Sunday, September 16, 2012

Japan nuclear crisis: Seven reasons why we should abandon nuclear power

Japan nuclear crisis: Seven reasons why we should abandon nuclear power
By Noraini Connie Fattah II in A Nuke Free World 
http://nuke6.blogspot.com/2011/10/support-no-nuclear-energy-nuclear-free.html

1. Accidents and population centers

Worldwide standard operating procedures at nuclear power plants offer little margin for safety errors, and the industry is scrambling to check safety at each station. But can it reliably prevent another accident? Accidents are difficult to predict and have immediate far-reaching consequences, compounded by the fact that most nuclear reactors are located near major population centers – Moscow, Boston, Chicago, Los Angeles, Budapest, Kiev. It is nearly impossible to evacuate hundreds of thousands of people in a timely fashion, even with advance warning of several days – as hurricane Katrina demonstrated in New Orleans.

Officials at the Japanese nuclear plant did not think to have closed-circuit cameras inside the buildings to chart an accident for which they never fully planned. But we can be certain of the following. Officials belatedly warned surrounding residents of the danger to their lives, belatedly began to issue potassium iodide tablets to protect them, and belatedly expanded the evacuation zone around the station.

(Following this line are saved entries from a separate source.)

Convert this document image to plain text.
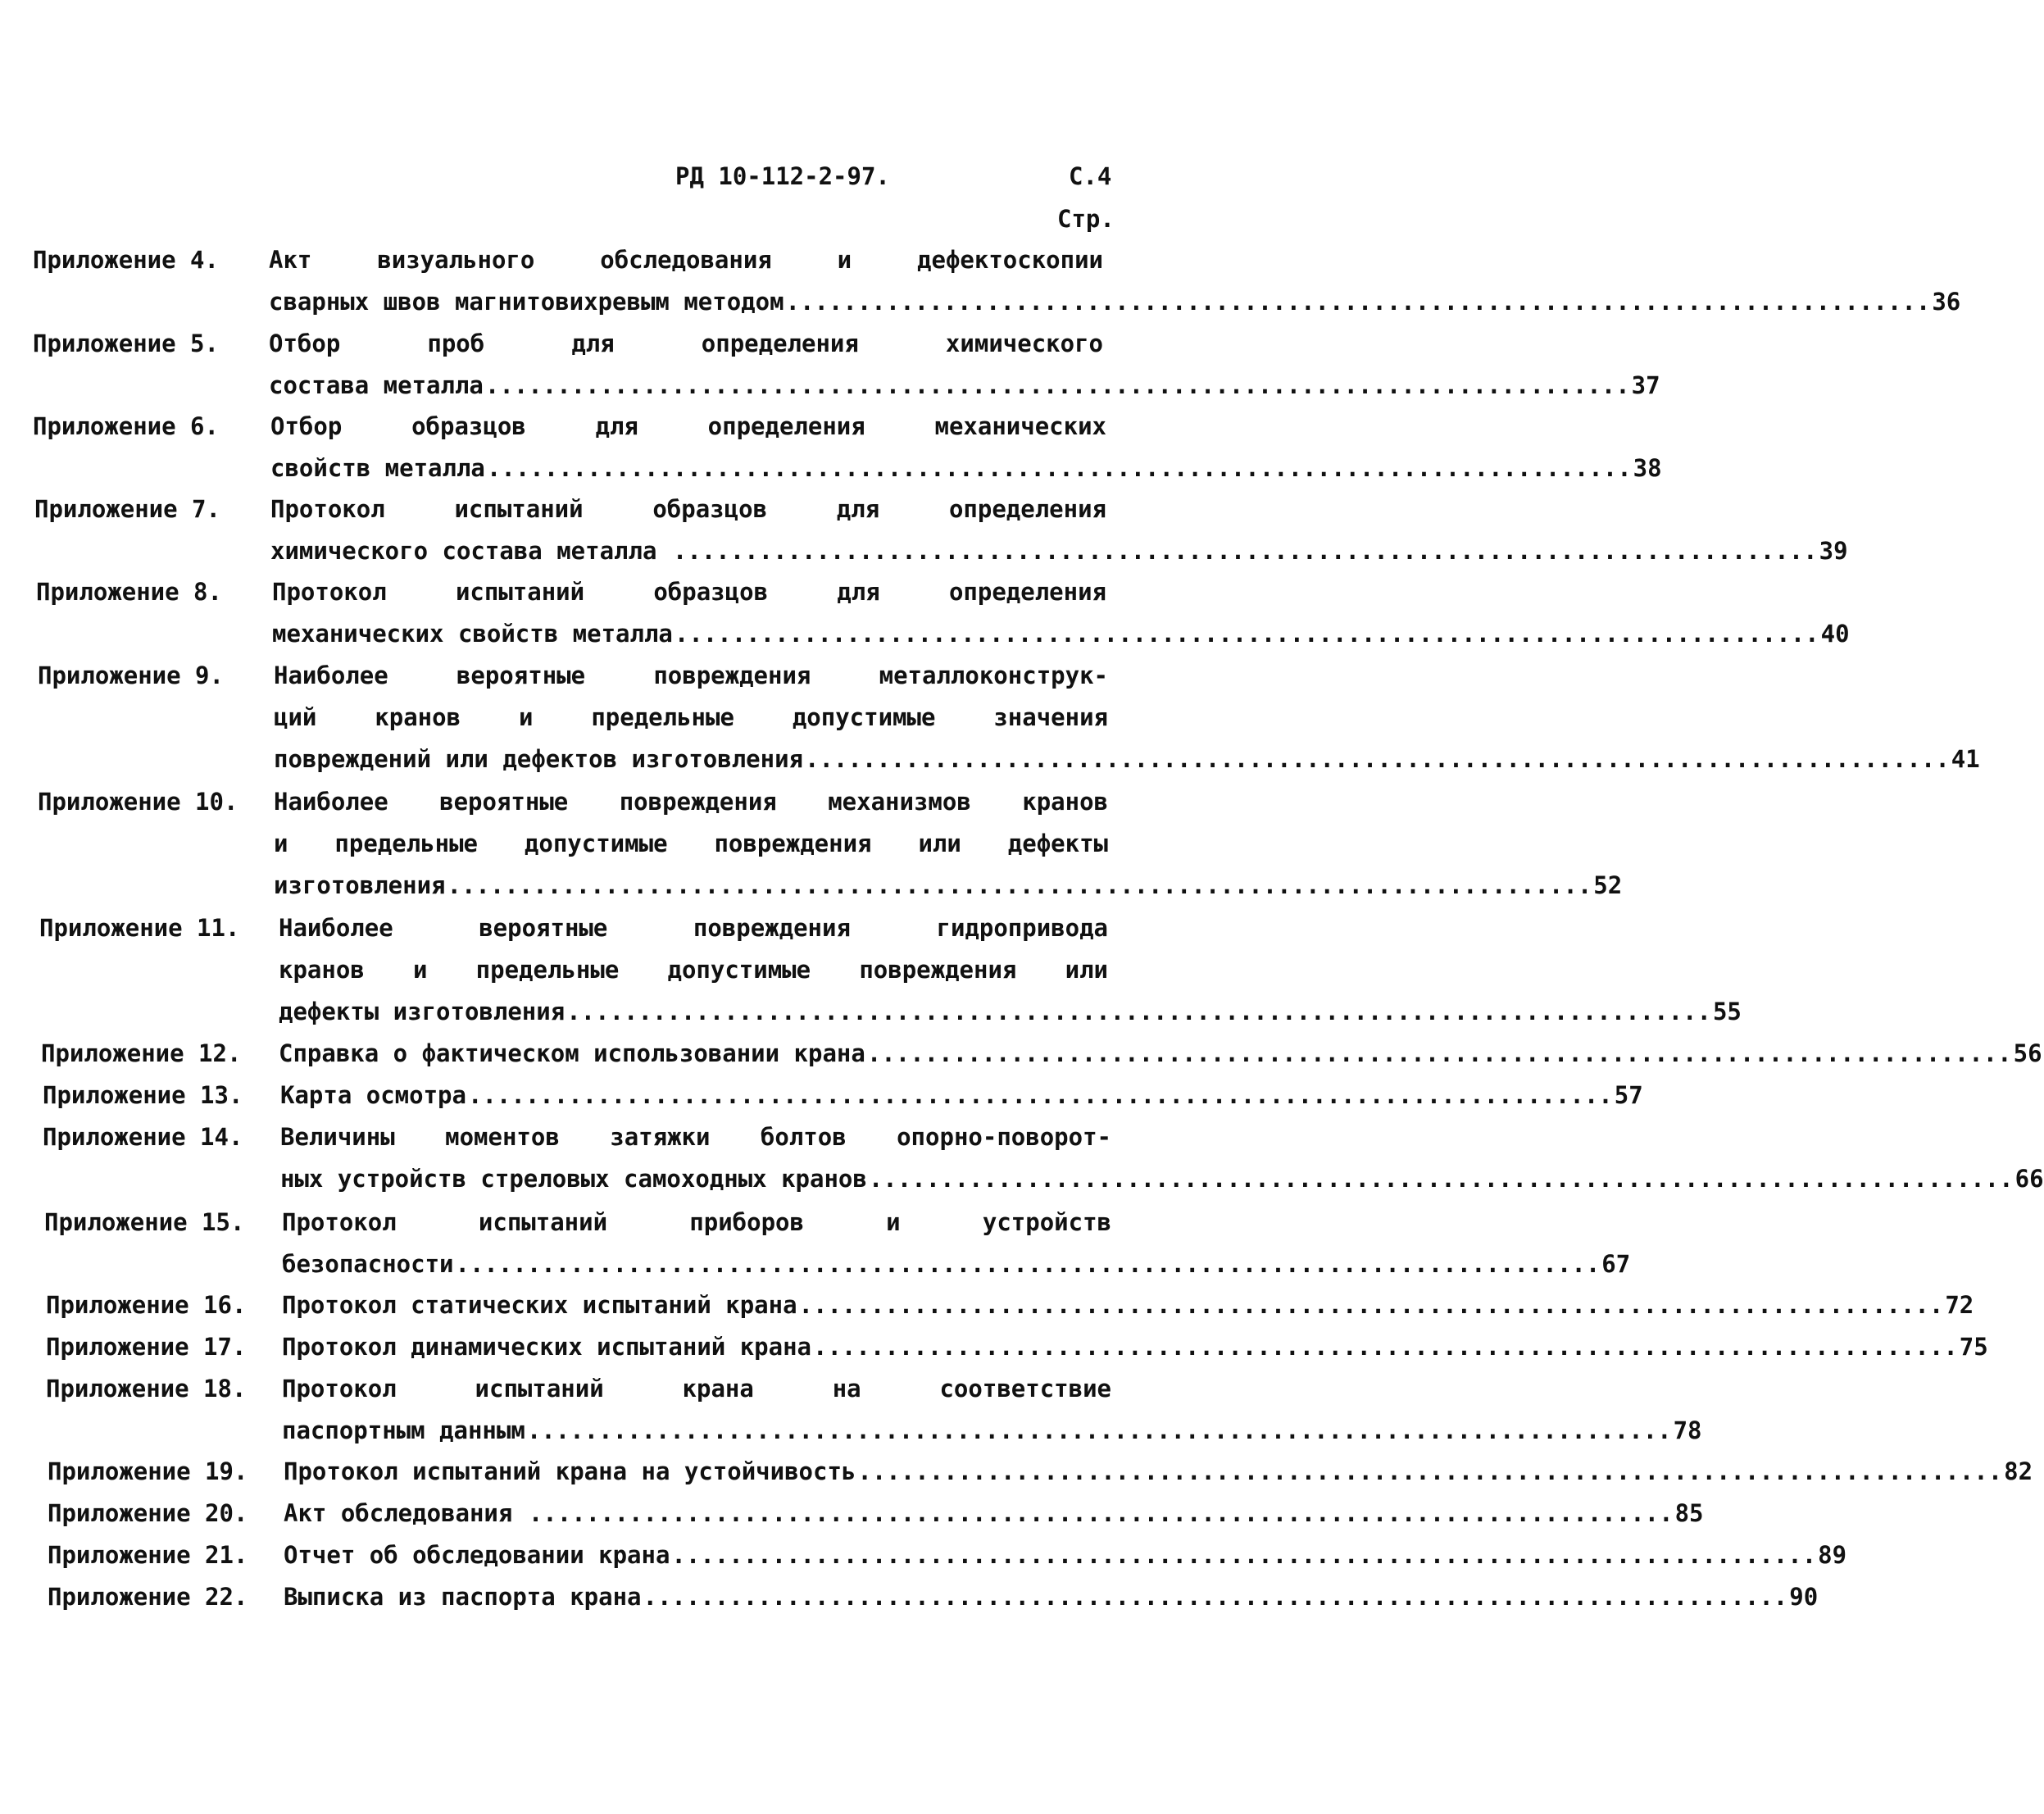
РД 10-112-2-97.	С.4
Стр.
Приложение 4. Акт визуального обследования и дефектоскопии
сварных швов магнитовихревым методом ................................................................................ 36
Приложение 5. Отбор проб для определения химического
состава металла ................................................................................ 37
Приложение 6. Отбор образцов для определения механических
свойств металла ................................................................................ 38
Приложение 7. Протокол испытаний образцов для определения
химического состава металла ................................................................................ 39
Приложение 8. Протокол испытаний образцов для определения
механических свойств металла ................................................................................ 40
Приложение 9. Наиболее вероятные повреждения металлоконструк-
ций кранов и предельные допустимые значения
повреждений или дефектов изготовления ................................................................................ 41
Приложение 10. Наиболее вероятные повреждения механизмов кранов
и предельные допустимые повреждения или дефекты
изготовления ................................................................................ 52
Приложение 11. Наиболее вероятные повреждения гидропривода
кранов и предельные допустимые повреждения или
дефекты изготовления ................................................................................ 55
Приложение 12. Справка о фактическом использовании крана ................................................................................ 56
Приложение 13. Карта осмотра ................................................................................ 57
Приложение 14. Величины моментов затяжки болтов опорно-поворот-
ных устройств стреловых самоходных кранов ................................................................................ 66
Приложение 15. Протокол испытаний приборов и устройств
безопасности ................................................................................ 67
Приложение 16. Протокол статических испытаний крана ................................................................................ 72
Приложение 17. Протокол динамических испытаний крана ................................................................................ 75
Приложение 18. Протокол испытаний крана на соответствие
паспортным данным ................................................................................ 78
Приложение 19. Протокол испытаний крана на устойчивость ................................................................................ 82
Приложение 20. Акт обследования ................................................................................ 85
Приложение 21. Отчет об обследовании крана ................................................................................ 89
Приложение 22. Выписка из паспорта крана ................................................................................ 90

Now at least 100,000 people have had to leave the area, and at least 100,000 more have been forced to live inside of sealed houses. At Chernobyl, as well, the authorities only ordered evacuation after a shocking delay.

2. Old reactors are dangerous

It is now standard practice to extend the life of reactors from their design parameters of 25 years to 40 years and longer. It seems foolish at best to take such a gamble on complex technology that operates under high temperature and pressure. Any “unlikely” loss of coolant-capacities may result in explosions, meltdown, and significant release of radioactivity into the environment.

3. No secure repository for spent fuel

Utilities and reactor operators still store spent fuel and other nuclear waste in and around reactors, since no truly secure, permanent repository has been built. In the US, 70,000 tons of spent fuel sits at 103 reactors around the country within 75 miles of 125 million people. In Russia, 50,000 tons of spent fuel remains at power stations.

4. Vulnerable to terrorism

Reactors around the world – 55 in Japan, 103 in the US, 40 in Russia, and so on – are also vulnerable to terrorism. For example, a National Academy of Sciences report in 2005 indicated that pools holding spent fuel stored at these reactors might not withstand a determined attack. The industry is now touting – and building – “floating” nuclear power stations that would operate on barges; clearly protection of these stations would be difficult.

5. Mother Nature's threat

As the nuclear crisis in Japan has shown, even the best-prepared facilities can neither predict nor withstand the most severe natural disasters. Exacerbating the inherent dangers of nuclear power, several plants have been built on active seismic faults: Diablo Canyon in California, Metsamor in Armenia, and Fukushima in Japan.

Diablo Canyon in California is designed to withstand a 7.5 magnitude quake, but experts have raised serious concerns – even before Japan’s 8.9-magnitude earthquake and tsunami – that the plant’s safety would be threatened by a tsunami or high-magnitude earthquake.

The Metsamor Nuclear Power Plant in Armenia had to close abruptly in 1988 because of a devastating earthquake. It was restarted seven years later to cope with the country’s energy shortage, but has since been condemned by the European Union as deeply unsafe and vulnerable to accident.

6. Costs outweigh benefits

For fifty years, engineers have promised “too cheap to meter” energy, the construction of inherently safe reactors, and solution to waste disposal. Instead, a typical reactor, based on the experience of the advanced French industry, now costs a minimum of $6 billion. The Obama administration approved $54 billion in subsidies to the nuclear industry to jumpstart construction in the US.

Reactor costs do not include transmission, waste disposal, fuel costs, or the great costs of remediating such accidents as Three Mile Island, Chernobyl, and now Fukushima Daiichi. These billions of dollars will buy only more risk to the general population.

7. Renewable energies are safer, cheaper

With each accident – Three Mile Island, Chernobyl, Fukushima Daiichi – the nuclear industry has followed the same pattern: hesitation to inform the public about the dangers as matters go from bad to worse followed by assertions that none of the world’s other reactors can face the same fate.

Yet none of these risks and dangers exist with other, renewable forms of energy – wind energy, solar energy – and conservation. If they are costly now in terms of power generation, they end up being less expensive and safer, while Fukushima Daiichi has already entered the lexicon of terrifying nuclear accidents.